The validation and normalization of path values is similar to the following:

def path_hook(self, path: str):
    # Path exactly matching current_exe will be bound to resources at root.
    if path == self.path_hook_base_str:
        return ...

    # Virtual sub-directories must begin with self.current_exe + directory
    # separator.
    if not path.startswith((self.path_hook_base_str + "/", self.path_hook_base_str + "\\")):
        raise ImportError

    # Part after directory separator.
    package_part = path[len(self.path_hook_base_str) + 1:]

    # Normalize to UNIX style directory separators, allowing Windows
    # separators to exist.
    package_part = package_part.replace("\\", "/")

    # Ban leading, trailing, and consecutive directory separators.
    if package_part.startswith("/") or package_part.endswith("\\") or package_part.contains("//"):
        raise ImportError()

    # Ban dots in directory components.
    for part in package_part.split("/"):
        if part.startswith(".") or part.endswith(".") or part.contains(".."):
            raise ImportError()

    # Normalize directory tree to package hierarchy. e.g. foo/bar -> foo.bar.
    package = package_part.replace("/", ".")

    # When converting the package string to a Rust string to facilitate
    # resource name comparisons, it is encoded to UTF-8, replacing
    # "bad" code points with the Unicode replacement code point.
    rust_package_string = package.encode("utf-8", "replace")

Note that when the package component of virtual sub-directories is converted to a Rust string, we use the UTF-8 encoding, not Python’s active filesystem encoding. This is to keep things simpler. And since OxidizedFinder indexes resource names using Rust’s UTF-8 backed string type anyway, this seems semantically correct from the perspective of oxidized_importer.

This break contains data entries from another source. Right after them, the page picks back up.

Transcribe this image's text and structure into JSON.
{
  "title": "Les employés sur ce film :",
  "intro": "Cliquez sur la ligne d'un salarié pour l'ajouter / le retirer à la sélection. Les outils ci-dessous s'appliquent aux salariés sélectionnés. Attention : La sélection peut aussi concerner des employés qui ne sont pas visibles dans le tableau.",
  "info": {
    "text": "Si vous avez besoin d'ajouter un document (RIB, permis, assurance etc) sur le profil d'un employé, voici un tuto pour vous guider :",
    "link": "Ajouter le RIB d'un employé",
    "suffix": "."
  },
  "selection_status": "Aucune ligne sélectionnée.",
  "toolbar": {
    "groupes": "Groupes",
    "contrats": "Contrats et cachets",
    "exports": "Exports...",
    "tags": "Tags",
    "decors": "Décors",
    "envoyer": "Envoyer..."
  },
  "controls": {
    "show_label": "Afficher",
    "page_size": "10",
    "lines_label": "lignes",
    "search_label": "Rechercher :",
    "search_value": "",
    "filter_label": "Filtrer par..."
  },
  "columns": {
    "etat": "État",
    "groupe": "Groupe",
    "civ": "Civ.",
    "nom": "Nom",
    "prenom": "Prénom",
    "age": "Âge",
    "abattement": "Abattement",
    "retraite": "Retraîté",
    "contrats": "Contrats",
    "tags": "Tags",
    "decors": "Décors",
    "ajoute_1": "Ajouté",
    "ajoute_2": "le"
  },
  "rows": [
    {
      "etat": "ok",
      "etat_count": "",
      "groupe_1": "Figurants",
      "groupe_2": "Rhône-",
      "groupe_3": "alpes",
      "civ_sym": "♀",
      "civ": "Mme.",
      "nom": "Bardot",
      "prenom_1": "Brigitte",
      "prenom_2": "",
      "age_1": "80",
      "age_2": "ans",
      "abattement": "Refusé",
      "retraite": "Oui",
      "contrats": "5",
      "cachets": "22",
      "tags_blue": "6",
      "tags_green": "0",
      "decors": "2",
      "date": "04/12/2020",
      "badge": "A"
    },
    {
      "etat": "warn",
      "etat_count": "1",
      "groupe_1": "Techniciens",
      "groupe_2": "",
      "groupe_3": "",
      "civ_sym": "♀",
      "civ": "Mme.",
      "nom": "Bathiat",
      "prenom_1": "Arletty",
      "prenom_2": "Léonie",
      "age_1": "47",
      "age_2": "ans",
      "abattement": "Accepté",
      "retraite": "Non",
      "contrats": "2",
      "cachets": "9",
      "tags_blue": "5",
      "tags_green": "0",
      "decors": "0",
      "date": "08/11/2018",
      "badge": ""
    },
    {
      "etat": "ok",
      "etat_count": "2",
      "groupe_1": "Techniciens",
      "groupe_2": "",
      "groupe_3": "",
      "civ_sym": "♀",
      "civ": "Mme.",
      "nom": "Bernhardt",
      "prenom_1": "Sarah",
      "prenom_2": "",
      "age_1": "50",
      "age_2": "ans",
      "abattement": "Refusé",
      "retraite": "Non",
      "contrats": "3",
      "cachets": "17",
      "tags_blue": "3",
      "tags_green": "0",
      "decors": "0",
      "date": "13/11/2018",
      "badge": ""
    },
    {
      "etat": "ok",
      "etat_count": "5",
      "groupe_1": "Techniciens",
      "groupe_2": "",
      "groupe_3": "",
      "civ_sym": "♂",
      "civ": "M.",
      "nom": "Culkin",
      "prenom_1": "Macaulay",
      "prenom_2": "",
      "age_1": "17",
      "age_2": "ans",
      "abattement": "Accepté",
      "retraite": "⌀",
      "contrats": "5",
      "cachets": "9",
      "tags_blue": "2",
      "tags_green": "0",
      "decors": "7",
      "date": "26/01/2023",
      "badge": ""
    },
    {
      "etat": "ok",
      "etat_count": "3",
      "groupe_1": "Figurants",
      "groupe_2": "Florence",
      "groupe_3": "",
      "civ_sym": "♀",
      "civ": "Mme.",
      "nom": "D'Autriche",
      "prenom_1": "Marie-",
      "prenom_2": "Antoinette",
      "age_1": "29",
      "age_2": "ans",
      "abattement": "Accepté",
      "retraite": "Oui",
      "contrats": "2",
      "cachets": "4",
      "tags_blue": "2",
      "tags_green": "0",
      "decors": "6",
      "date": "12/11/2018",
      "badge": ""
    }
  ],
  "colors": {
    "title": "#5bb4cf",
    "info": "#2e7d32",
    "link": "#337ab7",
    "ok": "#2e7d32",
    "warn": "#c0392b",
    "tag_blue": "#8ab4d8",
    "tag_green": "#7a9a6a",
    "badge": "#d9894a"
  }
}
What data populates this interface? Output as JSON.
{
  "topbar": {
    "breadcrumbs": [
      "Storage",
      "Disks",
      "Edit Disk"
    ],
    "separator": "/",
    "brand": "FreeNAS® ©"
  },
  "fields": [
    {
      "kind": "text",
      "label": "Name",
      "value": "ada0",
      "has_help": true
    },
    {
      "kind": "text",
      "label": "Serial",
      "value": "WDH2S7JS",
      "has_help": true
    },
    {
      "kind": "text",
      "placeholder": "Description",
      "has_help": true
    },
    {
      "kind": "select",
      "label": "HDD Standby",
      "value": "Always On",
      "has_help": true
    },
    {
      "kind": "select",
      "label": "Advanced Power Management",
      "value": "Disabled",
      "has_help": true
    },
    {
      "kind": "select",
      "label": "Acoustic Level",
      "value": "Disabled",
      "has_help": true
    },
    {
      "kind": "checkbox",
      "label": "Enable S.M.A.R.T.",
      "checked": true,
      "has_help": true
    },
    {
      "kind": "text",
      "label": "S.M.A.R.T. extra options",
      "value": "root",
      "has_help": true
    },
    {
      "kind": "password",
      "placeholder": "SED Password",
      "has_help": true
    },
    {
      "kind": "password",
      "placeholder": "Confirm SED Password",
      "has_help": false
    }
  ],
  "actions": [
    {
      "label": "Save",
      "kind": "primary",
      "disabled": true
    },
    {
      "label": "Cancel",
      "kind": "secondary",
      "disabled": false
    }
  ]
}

As an example, if path were os.path.join(finder.path_hook_base_str, "a"), the finder would only service modules of the form a.*. So a, a.b would match but a.b.c and d would not.

For best results, use os.path.join(finder.path_hook_base_str, str) to define values that will be accepted by the path hook.

OxidizedPathEntryFinder complies with the PathEntryFinder protocol and implements OxidizedPathEntryFinder.find_spec() and OxidizedPathEntryFinder.invalidate_caches(). However, support for the deprecated methods find_loader and find_module is not implemented. Instances also implement OxidizedPathEntryFinder.iter_modules(), enabling it to be used by pkgutil.iter_modules().

pkg_resources Compatibility

OxidizedFinder can be registered as a provider for pkg_resources, enabling pkg_resources APIs to be used with resources tracked by OxidizedFinder instances.

However, there are known compatibility differences. See Support for pkg_resources for more.